The most common cause of thrombocytopenia is increased destruction of platelets. Platelets are eliminated from peripheral circulation faster than the bone marrow can produce new platelets.
Increased platelet destruction may be the result of immune or nonimmune mechanisms. Immune platelet destruction begins when antibodies coat platelets. These sensitized platelets are then destroyed by macrophages, mostly from the spleen but also from the liver. Disorders that are associated with immune mechanisms of destruction include:
- Idiopathic (or immune) thrombocytopenic purpura (ITP)

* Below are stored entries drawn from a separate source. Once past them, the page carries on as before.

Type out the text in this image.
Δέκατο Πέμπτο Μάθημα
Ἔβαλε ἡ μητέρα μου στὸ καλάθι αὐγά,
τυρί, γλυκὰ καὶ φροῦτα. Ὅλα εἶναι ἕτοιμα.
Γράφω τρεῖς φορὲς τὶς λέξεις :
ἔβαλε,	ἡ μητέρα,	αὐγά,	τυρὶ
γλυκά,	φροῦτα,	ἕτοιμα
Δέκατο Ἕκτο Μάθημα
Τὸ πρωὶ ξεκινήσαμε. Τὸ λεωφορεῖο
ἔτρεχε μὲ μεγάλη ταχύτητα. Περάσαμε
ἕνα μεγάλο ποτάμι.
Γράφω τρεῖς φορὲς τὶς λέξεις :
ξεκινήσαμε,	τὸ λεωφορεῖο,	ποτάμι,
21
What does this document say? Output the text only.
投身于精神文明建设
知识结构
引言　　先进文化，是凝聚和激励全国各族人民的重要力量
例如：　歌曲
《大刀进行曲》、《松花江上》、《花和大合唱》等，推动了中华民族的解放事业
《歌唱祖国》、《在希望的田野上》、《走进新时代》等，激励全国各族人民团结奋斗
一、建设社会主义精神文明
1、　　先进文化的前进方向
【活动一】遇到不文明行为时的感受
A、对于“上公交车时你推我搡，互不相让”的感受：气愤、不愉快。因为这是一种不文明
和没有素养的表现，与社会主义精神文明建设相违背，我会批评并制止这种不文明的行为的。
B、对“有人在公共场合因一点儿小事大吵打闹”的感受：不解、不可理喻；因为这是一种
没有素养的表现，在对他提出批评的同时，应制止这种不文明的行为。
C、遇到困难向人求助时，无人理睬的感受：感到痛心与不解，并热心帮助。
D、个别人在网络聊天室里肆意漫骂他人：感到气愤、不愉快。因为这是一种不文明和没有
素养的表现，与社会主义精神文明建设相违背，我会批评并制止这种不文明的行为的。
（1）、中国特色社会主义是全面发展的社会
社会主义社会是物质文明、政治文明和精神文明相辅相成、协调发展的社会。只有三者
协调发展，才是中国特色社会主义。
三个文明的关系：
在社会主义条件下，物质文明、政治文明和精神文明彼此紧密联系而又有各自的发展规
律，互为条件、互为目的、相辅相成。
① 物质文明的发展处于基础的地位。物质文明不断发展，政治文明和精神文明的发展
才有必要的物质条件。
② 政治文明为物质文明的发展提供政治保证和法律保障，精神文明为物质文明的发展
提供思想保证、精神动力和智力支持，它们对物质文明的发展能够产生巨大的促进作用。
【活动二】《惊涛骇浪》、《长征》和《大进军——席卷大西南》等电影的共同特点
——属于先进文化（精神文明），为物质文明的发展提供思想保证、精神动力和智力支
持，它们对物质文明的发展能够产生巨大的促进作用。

- Heparin-induced thrombocytopenia (HIT)
- Neonatal alloimmune thrombocytopenia (NAIT)
Increased destruction of platelets is not always caused by the immune system. Platelet destruction can occur as a result of abnormal platelet aggregation or endothelial cell injury. Both of these occurrences can cause fibrin to form in arterioles and capillaries. This leads to platelet activation and consumption. Conditions associated with nonimmune destruction and consumptive thrombocytopenia include:
- Thrombotic thrombocytopenic purpura (TTP)
- Hemolytic uremic syndrome (HUS)
- Disseminated intravascular coagulation (DIC)
All of these conditions are associated with significantly decreased platelet counts that may become life threatening. Restoration of platelet numbers is essential to promote clotting and vascular patency.